Rockol Tracks: New UK music minister Sajid Javid has tough act to perform

Rockol Tracks: New UK music minister Sajid Javid has tough act to perform

It took just one scandal-riddled week early this month for the British music industry to gain a new government culture minister with a significant hold on the sector’s long-term fate.

His name is Sajid Javid, the former financial secretary to the nation’s Treasury. On 9 April, he had immediately replaced the current Conservative government’s ousted culture minister Maria Miller. Only a week earlier on 3 April, she had been ordered to repay £5,800 after being accused of abusing the expenses system for members of parliament (MPs).

To paraphrase a statement attributed to a former British prime minister, “A week is a very short time in politics,” so short, the music business barely had any time to digest the implications of Miller’s replacement.

First, let us establish why Javid’s appointment matters to the business of sound recordings (labels), musical works (publishers/songwriters) and live performances. He is now officially the UK’s Secretary of State for Culture, Media and Sport, which oversees a portfolio of the creative industries, including music and the “digital economy.” He is also the Minister of Equalities at the same governmental department.

He will have influence over the fate of the 2010 Digital Economy Act, designed to protect copyright in digital media; that means anything from Spotify, YouTube to Megaupload.

He will have a say in the development of the Copyright Hub, the public-funded initiative to simplify how creators obtain the licenses required for using copyrighted works; that means talking to copyright organizations PPL and PRS for Music.

He will be lobbied about tax reliefs to encourage private investment in the creative industries, a special consideration already given to the movie and video-games sectors, but not the music industry.

When confounded music executives discovered Javid’s background, they did not know what to make of it. He is a banker. Following the 2008 collapse of the global economy, what is there to like about bankers?

Javid’s resume includes making a fortune from a high-flying career at US financial institution Chase Manhattan Bank in New York and Germany’s Deutsche Bank in different divisions around the world.

On the other hand, no one knows his experience in the arts.

No one knows whether he has ever picked up or plucked a guitar in his life, but there is a good chance he has been to concerts. No one knows whether he has attempted to write a book, paint a landscape, develop a mobile-games app, or organize a fashion show. But there is more than a good chance that, at the age of 44, the graduate from one of the country’s best universities understands what it takes to do so.

There have been several opinion pieces in the national newspapers attacking his qualifications. What does a banker know about creative works?

However, he should be given a chance. With his financially savvy experience, he could turn out to be the best person to appreciate the monetary value of the music business.

Of course, the politician has messed up before. As an ordinary MP a few years back, he made the awful mistake of openly supporting ticket scalpers and the controversial but money-making (£1 billion a year) secondary-ticketing market.
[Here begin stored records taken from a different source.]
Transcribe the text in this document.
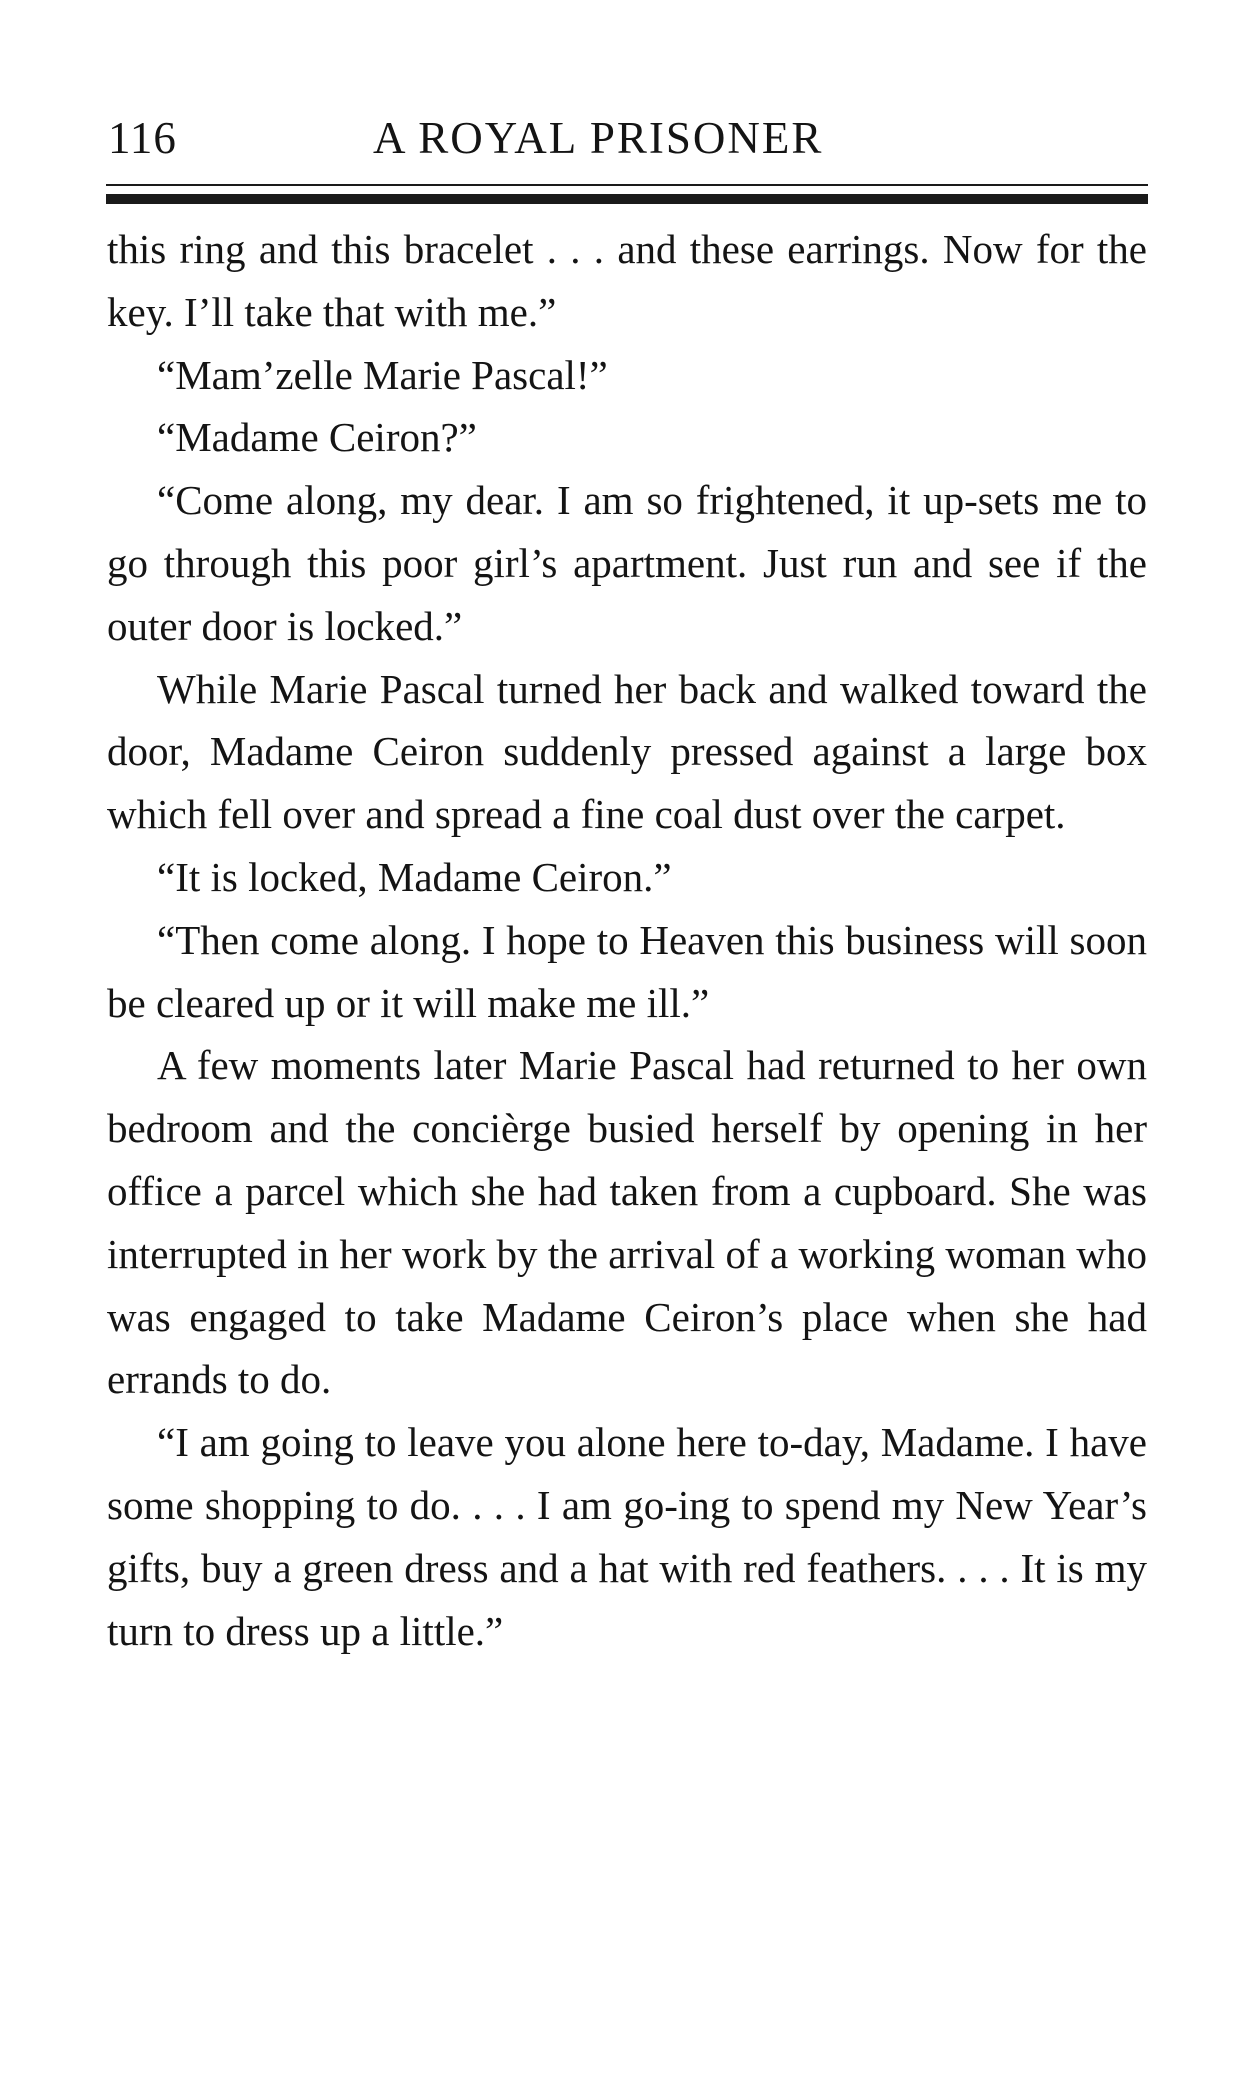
116	A ROYAL PRISONER

this ring and this bracelet . . . and these earrings. Now for the key. I’ll take that with me.”

“Mam’zelle Marie Pascal!”

“Madame Ceiron?”

“Come along, my dear. I am so frightened, it up-sets me to go through this poor girl’s apartment. Just run and see if the outer door is locked.”

While Marie Pascal turned her back and walked toward the door, Madame Ceiron suddenly pressed against a large box which fell over and spread a fine coal dust over the carpet.

“It is locked, Madame Ceiron.”

“Then come along. I hope to Heaven this business will soon be cleared up or it will make me ill.”

A few moments later Marie Pascal had returned to her own bedroom and the concièrge busied herself by opening in her office a parcel which she had taken from a cupboard. She was interrupted in her work by the arrival of a working woman who was engaged to take Madame Ceiron’s place when she had errands to do.

“I am going to leave you alone here to-day, Madame. I have some shopping to do. . . . I am go-ing to spend my New Year’s gifts, buy a green dress and a hat with red feathers. . . . It is my turn to dress up a little.”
He was quoted as saying: “Ticket resellers act like classic entrepreneurs, because they fill a gap in the market that they have identified…. As long as those tickets have been acquired genuinely and lawfully, it is an honest transaction, and there should be no government restriction on someone’s ability to sell them.”

Since that quote’s re-emergence, the recorded and live-music sectors have been very wary of Javid. He might have said it out of naivety, ignorance or the sheer ambition to get noticed with a sound bite.

Whatever the truth, someone should tell him how some artists feel about ticket touts. LCD Soundsystem, the US dance group that disbanded in 2011, publicly loathed illegal ticket sellers.

When told organized scalpers had exorbitantly hiked the prices of tickets to their farewell concerts, lead singer James Murphy did not hold back with the tweets. One said: “You are parasites. I HATE you." Another said: “NO MATTER WHAT WE DO, IT IS NOT WORTH THAT KIND OF MONEY ($1,500) TO SEE US!”

Tickets for the comeback gigs by Kate Bush, her first in 35 years, are being resold for the astronomical price of £1,000.

As a former banker, he must see the folly of promoting such practices. Fans get hurt, they stop trusting the music industry, which then continues to suffer.

But Javid will learn, especially from the All-Party Parliamentary Group on Ticket Abuse, who will disabuse him of any misunderstandings about the seriousness of ticket-touting’s harm.

Undoubtedly, other music-industry lobby groups like the Concert Promoters Association, IFPI, AIM, PPL and PRS for Music will have their respective concerns for his attention. So, he better be a quick learner.

Javid’s predecessor Maria Miller’s alleged problem with her expenses was creative accountancy. His alleged problem could be too much accountancy.

He should leave real creativity to the artists and musicians and focus on understanding the financial contribution music creativity makes to the national economy.